Let’s revisit the breakfast program from the foregoing quiz.

When you run this code, you get a stack trace. These traces are invaluable: they tell you what the program stack was when the exception was raised. Here’s the program output and trace:

Sizzle sizzle
Traceback (most recent call last):
    File "/home/", line 27, in <module>
    File "/home/", line 5, in make_breakfast
    File "/home/", line 18, in toast_bread
        raise ValueError("out of bread")
ValueError: out of bread

Notice a few things. We see the output, Sizzle sizzle, and then the stack trace starts with the word Traceback. Python helpfully informs you that the stack should be read bottom up: the lower the call, the more recent it was to when the exception was thrown. You can read a stack trace like a story:

  • At first, we were running at the top-level. (That’s <module>.) On line 27, we called make_breakfast.

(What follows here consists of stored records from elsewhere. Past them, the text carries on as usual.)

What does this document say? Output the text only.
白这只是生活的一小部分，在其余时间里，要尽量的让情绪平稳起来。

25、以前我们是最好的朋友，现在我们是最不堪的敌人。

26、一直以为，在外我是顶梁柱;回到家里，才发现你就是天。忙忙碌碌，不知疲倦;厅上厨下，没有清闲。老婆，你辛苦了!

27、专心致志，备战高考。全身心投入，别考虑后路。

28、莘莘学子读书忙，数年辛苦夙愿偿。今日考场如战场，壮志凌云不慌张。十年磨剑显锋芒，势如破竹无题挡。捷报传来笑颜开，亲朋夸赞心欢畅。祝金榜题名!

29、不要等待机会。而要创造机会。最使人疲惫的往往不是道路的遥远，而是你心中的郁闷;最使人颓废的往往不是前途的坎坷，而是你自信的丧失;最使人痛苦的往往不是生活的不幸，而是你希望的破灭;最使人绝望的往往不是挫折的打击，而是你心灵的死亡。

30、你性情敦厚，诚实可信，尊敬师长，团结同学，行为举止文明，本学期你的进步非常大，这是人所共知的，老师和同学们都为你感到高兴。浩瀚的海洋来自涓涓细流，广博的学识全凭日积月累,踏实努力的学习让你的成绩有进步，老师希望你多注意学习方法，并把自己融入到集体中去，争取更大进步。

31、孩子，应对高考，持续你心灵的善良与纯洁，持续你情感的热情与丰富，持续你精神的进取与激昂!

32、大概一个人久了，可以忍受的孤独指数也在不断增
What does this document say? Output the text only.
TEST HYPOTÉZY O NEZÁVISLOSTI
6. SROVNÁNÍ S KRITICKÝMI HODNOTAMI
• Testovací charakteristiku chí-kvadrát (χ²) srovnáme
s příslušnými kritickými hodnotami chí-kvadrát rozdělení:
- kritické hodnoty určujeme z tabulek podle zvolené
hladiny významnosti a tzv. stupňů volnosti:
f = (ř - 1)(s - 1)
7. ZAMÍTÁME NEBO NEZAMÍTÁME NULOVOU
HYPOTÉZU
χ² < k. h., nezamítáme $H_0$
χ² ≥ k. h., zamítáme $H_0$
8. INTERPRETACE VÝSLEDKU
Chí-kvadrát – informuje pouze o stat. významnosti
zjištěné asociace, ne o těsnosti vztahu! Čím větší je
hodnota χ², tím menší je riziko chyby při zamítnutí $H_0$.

  • When we were running make_breakfast, we called toast_bread on line 5.

  • When we were running toast_bread, we raised an exception on line 18. We were out of bread.

There’s one more line of output, and it’s not really part of the stack trace: it’s the default exception handler in Python printing out the exception that made its way to the top level. If an exception is never caught by an except clause, then Python will print out the exception and exit.